2. **Secondary Breakdown of the "Math" Segment:**
* The 1.83B "Math" data is allocated to two SFT purposes:
* **Math SFT:** 1.29B (approximately 70.5% of the Math segment).
* **General SFT:** 0.95B (approximately 51.9% of the Math segment).
* **Critical Data Discrepancy:** The sum of the sub-allocations (1.29B + 0.95B = 2.24B) **exceeds** the original Math segment value of 1.83B by 0.41B. This is a significant numerical inconsistency within the chart's presented data.
### Key Observations
* **Dominance of Math Data:** The "Math" category is the largest single source of training data.
* **Dual Use of Math Data:** A substantial portion of the "Math" data (0.95B) is repurposed for "General SFT," not just math-specific tasks.

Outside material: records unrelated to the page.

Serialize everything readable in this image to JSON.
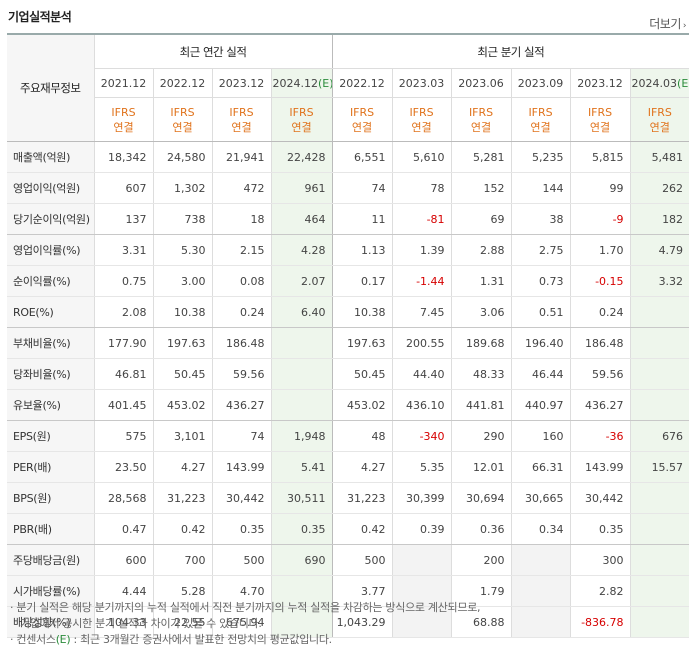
{
  "title": "기업실적분석",
  "more_label": "더보기",
  "corner_label": "주요재무정보",
  "annual_label": "최근 연간 실적",
  "quarter_label": "최근 분기 실적",
  "annual_periods": [
    "2021.12",
    "2022.12",
    "2023.12",
    "2024.12"
  ],
  "annual_est_suffix": "(E)",
  "quarter_periods": [
    "2022.12",
    "2023.03",
    "2023.06",
    "2023.09",
    "2023.12",
    "2024.03"
  ],
  "quarter_est_suffix": "(E)",
  "ifrs_top": "IFRS",
  "ifrs_bottom": "연결",
  "rows": [
    {
      "label": "매출액(억원)",
      "annual": [
        "18,342",
        "24,580",
        "21,941",
        "22,428"
      ],
      "quarter": [
        "6,551",
        "5,610",
        "5,281",
        "5,235",
        "5,815",
        "5,481"
      ]
    },
    {
      "label": "영업이익(억원)",
      "annual": [
        "607",
        "1,302",
        "472",
        "961"
      ],
      "quarter": [
        "74",
        "78",
        "152",
        "144",
        "99",
        "262"
      ]
    },
    {
      "label": "당기순이익(억원)",
      "annual": [
        "137",
        "738",
        "18",
        "464"
      ],
      "quarter": [
        "11",
        "-81",
        "69",
        "38",
        "-9",
        "182"
      ]
    },
    {
      "label": "영업이익률(%)",
      "annual": [
        "3.31",
        "5.30",
        "2.15",
        "4.28"
      ],
      "quarter": [
        "1.13",
        "1.39",
        "2.88",
        "2.75",
        "1.70",
        "4.79"
      ]
    },
    {
      "label": "순이익률(%)",
      "annual": [
        "0.75",
        "3.00",
        "0.08",
        "2.07"
      ],
      "quarter": [
        "0.17",
        "-1.44",
        "1.31",
        "0.73",
        "-0.15",
        "3.32"
      ]
    },
    {
      "label": "ROE(%)",
      "annual": [
        "2.08",
        "10.38",
        "0.24",
        "6.40"
      ],
      "quarter": [
        "10.38",
        "7.45",
        "3.06",
        "0.51",
        "0.24",
        ""
      ]
    },
    {
      "label": "부채비율(%)",
      "annual": [
        "177.90",
        "197.63",
        "186.48",
        ""
      ],
      "quarter": [
        "197.63",
        "200.55",
        "189.68",
        "196.40",
        "186.48",
        ""
      ]
    },
    {
      "label": "당좌비율(%)",
      "annual": [
        "46.81",
        "50.45",
        "59.56",
        ""
      ],
      "quarter": [
        "50.45",
        "44.40",
        "48.33",
        "46.44",
        "59.56",
        ""
      ]
    },
    {
      "label": "유보율(%)",
      "annual": [
        "401.45",
        "453.02",
        "436.27",
        ""
      ],
      "quarter": [
        "453.02",
        "436.10",
        "441.81",
        "440.97",
        "436.27",
        ""
      ]
    },
    {
      "label": "EPS(원)",
      "annual": [
        "575",
        "3,101",
        "74",
        "1,948"
      ],
      "quarter": [
        "48",
        "-340",
        "290",
        "160",
        "-36",
        "676"
      ]
    },
    {
      "label": "PER(배)",
      "annual": [
        "23.50",
        "4.27",
        "143.99",
        "5.41"
      ],
      "quarter": [
        "4.27",
        "5.35",
        "12.01",
        "66.31",
        "143.99",
        "15.57"
      ]
    },
    {
      "label": "BPS(원)",
      "annual": [
        "28,568",
        "31,223",
        "30,442",
        "30,511"
      ],
      "quarter": [
        "31,223",
        "30,399",
        "30,694",
        "30,665",
        "30,442",
        ""
      ]
    },
    {
      "label": "PBR(배)",
      "annual": [
        "0.47",
        "0.42",
        "0.35",
        "0.35"
      ],
      "quarter": [
        "0.42",
        "0.39",
        "0.36",
        "0.34",
        "0.35",
        ""
      ]
    },
    {
      "label": "주당배당금(원)",
      "annual": [
        "600",
        "700",
        "500",
        "690"
      ],
      "quarter": [
        "500",
        "",
        "200",
        "",
        "300",
        ""
      ]
    },
    {
      "label": "시가배당률(%)",
      "annual": [
        "4.44",
        "5.28",
        "4.70",
        ""
      ],
      "quarter": [
        "3.77",
        "",
        "1.79",
        "",
        "2.82",
        ""
      ]
    },
    {
      "label": "배당성향(%)",
      "annual": [
        "104.33",
        "22.55",
        "675.94",
        ""
      ],
      "quarter": [
        "1,043.29",
        "",
        "68.88",
        "",
        "-836.78",
        ""
      ]
    }
  ],
  "notes": {
    "line1": "· 분기 실적은 해당 분기까지의 누적 실적에서 직전 분기까지의 누적 실적을 차감하는 방식으로 계산되므로,",
    "line2": "기업에서 공시한 분기 실적과 차이가 있을 수 있습니다.",
    "line3_prefix": "· 컨센서스",
    "line3_e": "(E)",
    "line3_suffix": " : 최근 3개월간 증권사에서 발표한 전망치의 평균값입니다."
  }
}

* **Clear Grouping for General SFT:** The "Coding" and "Others" categories are explicitly grouped together as contributing to "General SFT."

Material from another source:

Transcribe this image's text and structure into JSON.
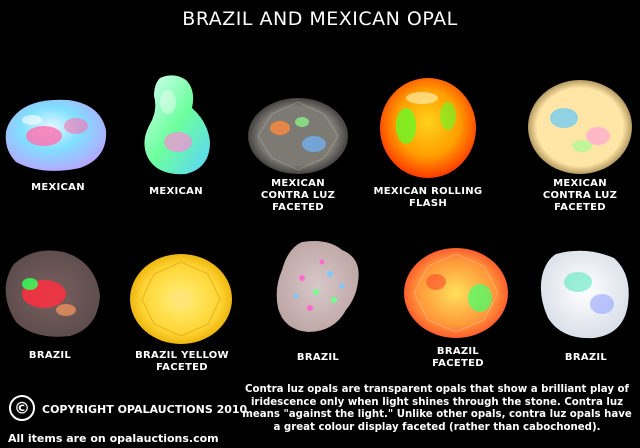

* **Visual vs. Numerical Inconsistency:** While the visual breakdown of the blue segment into two parts is clear, the annotated numerical values (1.29B and 0.95B) do not arithmetically reconcile with the parent segment's value (1.83B). This suggests a potential error in the chart's data labels or a non-additive relationship not explained in the graphic.
### Interpretation
This chart demonstrates a strategic allocation of training data for fine-tuning AI models, with a strong emphasis on mathematical data. The key insight is that data categorized as "Math" serves a dual purpose: it is used both for specialized "Math SFT" and, significantly, for broader "General SFT." This implies that mathematical reasoning data is considered valuable for improving general model capabilities, not just for solving math problems.
The grouping of "Coding" and "Others" under "General SFT" suggests these domains are viewed as contributors to general knowledge and reasoning, similar to the portion of math data used for the same purpose.
The most notable anomaly is the arithmetic inconsistency in the breakdown of the Math segment. For the chart to be accurate, the values for "Math SFT" and "General SFT" should sum to 1.83B. The current labels (1.29B + 0.95B = 2.24B) indicate either a typo in the numbers, a misunderstanding of the units, or that the sub-allocations are not mutually exclusive parts of the whole. Without additional context, this discrepancy undermines the precise quantitative message of the visualization, though the qualitative trend—that Math data is split between two SFT types—remains clear.